The system includes a store of information 12 which is accessible
through a network 14. The store of information 12 may include
documents, web pages, databases, and the like. Preferably, the
network 14 is the Internet, and the store of information 12
comprises web pages. When the network 14 is the Internet, the
protocols include TCP/IP (Transmission Control Protocol/Internet
Protocol). Various clients 16 are connected to the network 14, by a
wire in the case of a physical network or through a wireless
transmitter and receiver. Each client 16 includes a network
interface as will be understood by those skilled in the art. The
network 14 provides the clients 16 with access to the content
within the store of information 12. To enable the clients 16 to
find particular information, documents, web pages, or the like
within the store of information 12, the system 10 is configured to
allow the clients 16 to search for information by submitting
queries. The queries contain at least a list of keywords and may
also have structure in the form of Boolean relationships such as
"AND" and "OR-".The queries may also be structured in natural
language as a sentence or question.
[0054] The system includes a search engine 20 connected to the
network 14 to receive the queries from the clients 16 to direct
them to individual documents within the store of information 12.

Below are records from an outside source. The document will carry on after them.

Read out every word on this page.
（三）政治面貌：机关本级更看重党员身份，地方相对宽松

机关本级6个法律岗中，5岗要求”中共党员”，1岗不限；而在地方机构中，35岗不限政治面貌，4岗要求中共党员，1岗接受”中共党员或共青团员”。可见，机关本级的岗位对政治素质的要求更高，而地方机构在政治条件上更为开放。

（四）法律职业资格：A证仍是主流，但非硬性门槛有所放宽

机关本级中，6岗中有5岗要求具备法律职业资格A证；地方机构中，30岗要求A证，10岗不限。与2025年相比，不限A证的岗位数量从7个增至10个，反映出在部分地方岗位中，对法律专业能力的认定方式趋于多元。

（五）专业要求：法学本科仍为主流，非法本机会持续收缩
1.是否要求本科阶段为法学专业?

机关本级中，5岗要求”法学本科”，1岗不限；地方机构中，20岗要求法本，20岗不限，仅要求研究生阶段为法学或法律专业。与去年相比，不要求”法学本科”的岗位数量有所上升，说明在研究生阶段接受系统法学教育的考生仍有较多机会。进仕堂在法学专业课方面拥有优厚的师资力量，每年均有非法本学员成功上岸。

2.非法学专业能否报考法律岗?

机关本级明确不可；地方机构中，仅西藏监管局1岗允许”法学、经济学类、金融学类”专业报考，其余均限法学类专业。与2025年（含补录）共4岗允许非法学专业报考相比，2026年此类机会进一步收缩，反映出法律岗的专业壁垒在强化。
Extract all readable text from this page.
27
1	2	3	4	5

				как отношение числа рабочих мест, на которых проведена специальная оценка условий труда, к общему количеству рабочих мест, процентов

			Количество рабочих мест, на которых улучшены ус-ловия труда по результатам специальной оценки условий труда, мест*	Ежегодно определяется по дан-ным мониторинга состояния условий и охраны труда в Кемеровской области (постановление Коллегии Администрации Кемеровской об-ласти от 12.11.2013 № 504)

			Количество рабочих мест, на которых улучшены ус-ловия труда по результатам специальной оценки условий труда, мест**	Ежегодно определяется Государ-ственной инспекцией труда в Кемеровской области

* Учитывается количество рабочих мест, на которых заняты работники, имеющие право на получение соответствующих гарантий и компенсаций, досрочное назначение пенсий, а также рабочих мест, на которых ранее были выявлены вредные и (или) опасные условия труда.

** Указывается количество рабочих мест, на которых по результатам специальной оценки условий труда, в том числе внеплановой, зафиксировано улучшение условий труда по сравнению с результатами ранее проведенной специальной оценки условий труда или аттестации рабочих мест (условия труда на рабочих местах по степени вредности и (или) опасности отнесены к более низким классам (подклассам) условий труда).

The search engine 20 may be implemented as dedicated hardware, or
as software operating on a general purpose processor. The search
engine operates to locate documents within the store of information
12 that are relevant to the query from the client.
[0055] The search engine 20 generally includes a processor 22. The
engine may also be connected, either directly thereto, or
indirectly over a network or other such communication means, to a
display 24, an interface 26, and a computer readable storage medium
28. The processor 22 is coupled to the display 24 and to the
interface 26, which may comprise user input devices such as a
keyboard, mouse, or other suitable devices. If the display 24 is
touch sensitive, then the display 24 itself can be employed as the
interface 26. The computer readable storage medium 28 is coupled to
the processor 22 for providing instructions to the processor 22 to
instruct and/or configure processor 22 to perform steps or
algorithms related to the operation of the search engine 20, as
further explained below. Portions or all of the computer readable
storage medium 28 may be physically located outside of the search
engine 28 to accommodate, for example, very large amounts of
storage. Persons skilled in the art will appreciate that various
forms search engines can be used with the present invention.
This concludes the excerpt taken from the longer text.